En annonçant qu’il allait introduire dans la Constitution la loi de 1905, « qui sépare les Églises de l’État », F. Hollande a voulu satisfaire les défenseurs de la laïcité ; il a pu aussi en étonner certains.
De nombreuses dispositions (sur la propriété des lieux de culte, des biens ecclésiastiques ou les pensions de retraite des « ministres du culte), n’avaient d’intérêt que lors de la promulgation de la loi. D’autres, par exemple la prise en compte des dépenses relatives aux aumôneries « dans les établissements publics tels que lycées, collèges, écoles, hospices, asiles et prison », énoncent une mise en œuvre qui relève du législateur et n’a pas à être déclarée intangible.
Le principe auquel cette mesure renvoie explicitement, la liberté de culte, modalité de la liberté de conscience, est bien en revanche fondamental. Mais il a déjà valeur constitutionnelle puisque l’article 10 de la Convention européenne de 1950, ratifiée par la France en 1974, stipule, en des termes plus explicites que le législateur français : « Toute personne a droit à la liberté de pensée, de conscience et de religion ; ce droit implique la liberté de changer de religion ou de conviction, ainsi que la liberté de manifester sa religion ou sa conviction individuellement ou collectivement, en public ou en privé, par le culte, l’enseignement, les pratiques ou l’accomplissement des rites. »

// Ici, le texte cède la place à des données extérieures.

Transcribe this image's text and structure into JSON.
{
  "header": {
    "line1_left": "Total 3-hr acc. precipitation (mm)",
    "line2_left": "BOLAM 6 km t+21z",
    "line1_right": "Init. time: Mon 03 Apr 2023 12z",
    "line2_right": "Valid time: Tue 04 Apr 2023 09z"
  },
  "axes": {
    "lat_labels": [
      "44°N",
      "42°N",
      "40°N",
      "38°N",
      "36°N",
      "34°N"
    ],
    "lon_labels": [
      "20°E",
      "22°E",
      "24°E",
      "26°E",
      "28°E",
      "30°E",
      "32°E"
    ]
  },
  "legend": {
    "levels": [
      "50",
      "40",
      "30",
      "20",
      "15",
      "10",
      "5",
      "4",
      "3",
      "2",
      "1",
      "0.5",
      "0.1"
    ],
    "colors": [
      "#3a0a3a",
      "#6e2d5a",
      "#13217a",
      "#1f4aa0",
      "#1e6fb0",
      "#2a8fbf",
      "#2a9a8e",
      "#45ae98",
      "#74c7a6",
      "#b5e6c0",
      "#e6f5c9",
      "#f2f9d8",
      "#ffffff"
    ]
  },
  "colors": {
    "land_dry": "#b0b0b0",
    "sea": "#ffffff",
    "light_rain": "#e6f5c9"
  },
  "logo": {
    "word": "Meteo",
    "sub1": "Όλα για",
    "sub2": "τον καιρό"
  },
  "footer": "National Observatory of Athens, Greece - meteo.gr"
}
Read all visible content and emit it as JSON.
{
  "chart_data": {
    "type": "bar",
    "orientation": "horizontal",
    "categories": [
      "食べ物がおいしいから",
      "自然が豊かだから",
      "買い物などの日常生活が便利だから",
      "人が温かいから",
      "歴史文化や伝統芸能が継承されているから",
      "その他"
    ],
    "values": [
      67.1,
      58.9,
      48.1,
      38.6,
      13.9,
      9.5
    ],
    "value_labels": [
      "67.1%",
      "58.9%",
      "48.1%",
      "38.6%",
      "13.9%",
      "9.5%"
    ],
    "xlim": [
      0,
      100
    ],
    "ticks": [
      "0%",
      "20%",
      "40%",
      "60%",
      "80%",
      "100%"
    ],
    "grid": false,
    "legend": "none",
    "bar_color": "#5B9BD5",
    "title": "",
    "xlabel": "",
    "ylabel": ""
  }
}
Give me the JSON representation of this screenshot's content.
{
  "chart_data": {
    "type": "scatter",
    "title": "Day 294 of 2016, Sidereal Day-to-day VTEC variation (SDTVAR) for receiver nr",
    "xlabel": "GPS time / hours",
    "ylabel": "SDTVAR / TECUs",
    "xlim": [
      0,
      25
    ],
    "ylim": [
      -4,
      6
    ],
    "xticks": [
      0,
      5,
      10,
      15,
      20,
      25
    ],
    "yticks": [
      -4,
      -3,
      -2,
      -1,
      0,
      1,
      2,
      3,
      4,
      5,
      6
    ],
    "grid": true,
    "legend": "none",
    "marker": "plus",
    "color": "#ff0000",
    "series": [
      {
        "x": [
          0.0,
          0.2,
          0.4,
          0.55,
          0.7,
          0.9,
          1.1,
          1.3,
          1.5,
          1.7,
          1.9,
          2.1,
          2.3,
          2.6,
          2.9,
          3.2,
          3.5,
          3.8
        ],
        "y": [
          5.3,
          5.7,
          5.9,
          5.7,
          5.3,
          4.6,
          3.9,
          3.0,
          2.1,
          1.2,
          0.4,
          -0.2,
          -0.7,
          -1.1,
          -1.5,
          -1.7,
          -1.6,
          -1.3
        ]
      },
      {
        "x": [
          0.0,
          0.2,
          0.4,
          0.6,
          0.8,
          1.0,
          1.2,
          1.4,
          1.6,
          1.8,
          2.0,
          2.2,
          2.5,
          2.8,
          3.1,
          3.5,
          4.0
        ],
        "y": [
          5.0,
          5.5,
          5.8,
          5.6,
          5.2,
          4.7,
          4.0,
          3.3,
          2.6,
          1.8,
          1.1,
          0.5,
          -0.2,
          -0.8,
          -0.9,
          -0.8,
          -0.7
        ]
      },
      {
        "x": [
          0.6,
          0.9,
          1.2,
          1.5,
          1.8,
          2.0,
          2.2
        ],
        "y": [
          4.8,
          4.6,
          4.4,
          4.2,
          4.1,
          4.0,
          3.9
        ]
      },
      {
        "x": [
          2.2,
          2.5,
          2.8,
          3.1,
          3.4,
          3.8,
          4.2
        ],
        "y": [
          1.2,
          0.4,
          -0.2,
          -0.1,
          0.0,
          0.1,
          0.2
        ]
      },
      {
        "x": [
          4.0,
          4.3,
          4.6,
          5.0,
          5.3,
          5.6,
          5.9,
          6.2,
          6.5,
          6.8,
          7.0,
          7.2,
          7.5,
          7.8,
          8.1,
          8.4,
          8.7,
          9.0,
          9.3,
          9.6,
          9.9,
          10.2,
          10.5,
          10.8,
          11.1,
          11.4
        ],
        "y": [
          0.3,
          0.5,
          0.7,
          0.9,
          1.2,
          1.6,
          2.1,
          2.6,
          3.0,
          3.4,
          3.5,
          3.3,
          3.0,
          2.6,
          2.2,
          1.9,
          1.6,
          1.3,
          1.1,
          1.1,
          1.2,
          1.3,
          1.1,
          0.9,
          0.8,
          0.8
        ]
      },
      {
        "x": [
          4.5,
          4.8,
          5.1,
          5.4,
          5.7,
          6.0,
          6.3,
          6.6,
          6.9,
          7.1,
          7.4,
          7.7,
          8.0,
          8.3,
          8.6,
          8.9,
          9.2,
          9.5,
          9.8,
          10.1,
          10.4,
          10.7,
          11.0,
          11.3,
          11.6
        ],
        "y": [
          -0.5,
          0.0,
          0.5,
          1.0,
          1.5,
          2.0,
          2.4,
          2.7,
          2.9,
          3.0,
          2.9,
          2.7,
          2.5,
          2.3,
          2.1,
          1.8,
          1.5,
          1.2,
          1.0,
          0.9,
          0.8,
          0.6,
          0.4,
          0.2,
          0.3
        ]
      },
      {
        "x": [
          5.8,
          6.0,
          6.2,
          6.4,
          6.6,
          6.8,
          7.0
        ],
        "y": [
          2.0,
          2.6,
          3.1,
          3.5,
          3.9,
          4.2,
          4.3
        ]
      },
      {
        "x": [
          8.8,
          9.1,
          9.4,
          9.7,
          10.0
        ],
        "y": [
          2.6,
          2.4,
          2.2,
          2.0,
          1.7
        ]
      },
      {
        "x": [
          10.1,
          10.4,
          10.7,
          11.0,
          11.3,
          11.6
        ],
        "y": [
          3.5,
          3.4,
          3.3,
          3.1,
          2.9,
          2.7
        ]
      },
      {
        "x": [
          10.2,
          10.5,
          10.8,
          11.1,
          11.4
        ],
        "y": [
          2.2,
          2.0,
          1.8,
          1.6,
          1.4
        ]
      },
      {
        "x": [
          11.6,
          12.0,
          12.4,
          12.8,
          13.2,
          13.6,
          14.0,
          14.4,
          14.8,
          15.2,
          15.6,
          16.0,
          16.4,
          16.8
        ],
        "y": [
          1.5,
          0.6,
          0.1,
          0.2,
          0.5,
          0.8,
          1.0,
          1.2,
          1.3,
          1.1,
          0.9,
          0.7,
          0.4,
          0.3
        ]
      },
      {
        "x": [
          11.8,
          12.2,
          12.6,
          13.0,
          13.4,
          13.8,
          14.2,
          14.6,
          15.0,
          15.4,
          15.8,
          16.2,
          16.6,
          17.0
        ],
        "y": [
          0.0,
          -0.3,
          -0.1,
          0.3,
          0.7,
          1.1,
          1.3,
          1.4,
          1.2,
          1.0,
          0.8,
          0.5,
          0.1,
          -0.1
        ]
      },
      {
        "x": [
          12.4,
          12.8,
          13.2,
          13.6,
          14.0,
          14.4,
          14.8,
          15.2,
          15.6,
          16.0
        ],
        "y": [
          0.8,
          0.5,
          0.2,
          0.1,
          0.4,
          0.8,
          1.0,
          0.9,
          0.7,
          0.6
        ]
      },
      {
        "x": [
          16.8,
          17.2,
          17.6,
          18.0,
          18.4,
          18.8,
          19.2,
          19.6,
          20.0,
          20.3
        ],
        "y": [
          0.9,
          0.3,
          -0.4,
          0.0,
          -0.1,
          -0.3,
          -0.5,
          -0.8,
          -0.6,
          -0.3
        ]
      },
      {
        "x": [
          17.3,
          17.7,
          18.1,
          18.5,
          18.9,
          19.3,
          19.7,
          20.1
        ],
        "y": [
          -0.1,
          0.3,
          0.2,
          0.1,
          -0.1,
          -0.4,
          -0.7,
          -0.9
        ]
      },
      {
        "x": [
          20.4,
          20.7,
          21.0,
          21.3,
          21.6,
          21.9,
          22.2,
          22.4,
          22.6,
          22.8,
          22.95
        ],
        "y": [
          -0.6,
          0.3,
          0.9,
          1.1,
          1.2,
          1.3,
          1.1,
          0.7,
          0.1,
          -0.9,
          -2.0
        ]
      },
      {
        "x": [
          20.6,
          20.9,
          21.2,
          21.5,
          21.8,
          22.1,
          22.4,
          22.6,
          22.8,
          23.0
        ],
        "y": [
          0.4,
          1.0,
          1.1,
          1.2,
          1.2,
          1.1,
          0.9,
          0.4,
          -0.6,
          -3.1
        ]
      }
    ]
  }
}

En faisant passer les Églises du droit public au droit privé, la séparation, dans laquelle F. Hollande voit l’essentiel de la loi, n’est elle-même que la condition d’une égale liberté entre les citoyens quelles que soient leur religion ou leurs convictions. Plutôt que de la sacraliser, il ferait mieux d’annoncer comment il l’appliquera. Maintiendra-t-il l’usage annuel introduit par Lionel Jospin en 2002 de recevoir une délégation de l’épiscopat français conduite par l’ambassadeur du pape, reconnaissant ainsi que les catholiques, et eux seuls, sont représentés accessoirement par une association (la Conférence épiscopale) mais principalement par un État ? Assistera-t-il ès-qualité à des offices catholiques dans un fauteuil situé entre l’autel et l’assistance ; si oui, se croira-t-il obligé, comme d'autres avant lui, de marmonner des prières et de bâcler des signes de croix, manquant au respect des croyances en même temps qu'à la neutralité de l'État ? Va-t-il proposer au Parlement d’étendre la loi à l’Alsace-Moselle, revenant ainsi sur la promesse « solennelle » faite à Strasbourg le 23 novembre 1997 par Jean-Pierre Chevènement, alors ministre de Lionel Jospin ? Ce même Chevènement, soit dit en passant, qui le 29 août 2000 devait démissionner du gouvernement Jospin, avec les conséquences que l’on sait, pour protester contre un projet de statut spécifique à la Corse : la loi devait être la même sur tout le territoire de la République.